In June, archaeologists with the National Park Service surveyed about a third of Organ Pipe Cactus National Monument's 30-mile border with Mexico. Previous archaeological studies of the so-called Roosevelt Reservation — the 60-foot stretch of land on the international boundary — identified 17 sites which "likely will be wholly or partially destroyed by forthcoming border fence construction," according to the internal report obtained by the Washington Post.

The team identified five new sites during the June survey, two of which they recommended as eligible for listing in the National Register of Historic Places because of their anticipated importance regarding precontact occupation and trade patterns.

The Trump administration has been racing to get its promised border wall built. After the Department of Homeland Security awarded contracts for wall construction in Arizona earlier this year, the National Park Service decided to gather baseline archaeological information on previously unsurveyed areas in Organ Pipe Cactus National Monument.

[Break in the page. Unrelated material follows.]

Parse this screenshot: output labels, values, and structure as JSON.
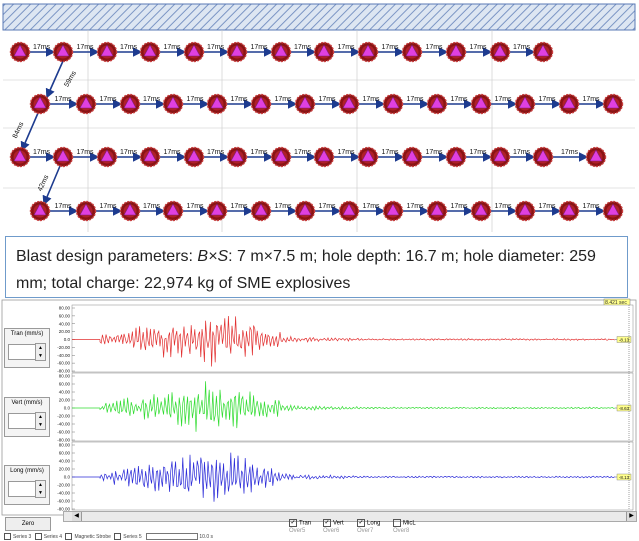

According to the report, archaeological evidence of human presence at perennial desert spring Quitobaquito extends back thousands of years. The land encompassed by Organ Pipe Cactus National Monument has been an important regional trade corridor, with Quitobaquito serving as a vital stopping point for O'odham traveling to the Gulf of California for salt.

That history remains important to tribes today. According to the report, living members of various O'odham communities trace their lineages to a village near Quitobaquito, and the area continues to play a critical role in the social, economic and ritual lives of present-day O'odham groups.

Tohono O’odham Nation Chairman Ned Norris Jr. told the Washington Post that his tribe remains opposed to any new border fence construction.

Customs and Border Protection has been scant on details about the border wall. But the basics include replacing existing barriers with 30-foot high steel bollard fencing, with a foundation 8-10 feet deep. The project also includes building or expanding roads and installing spotlight and surveillance equipment. Construction of such fencing in Organ Pipe has already begun on a 2-mile section near Lukeville.

In addition to the 22 identified sites, the report states there are likely more significant, unrecorded buried archeological sites that will be destroyed during border wall construction.

The report also points to evidence of the damage existing border wall fencing has done to one site, by acting as an inadvertent dam and allowing erosion from floodwaters coming across the border.

According to the report, Organ Pipe Cactus National Monument resource managers are now developing plans for the broad-scale recovery of threatened archaeological resources along the park’s southern boundary.

National Park Service officials routed interview requests to Customs and Border Protection, which neither made anyone available for an interview nor provided a written statement.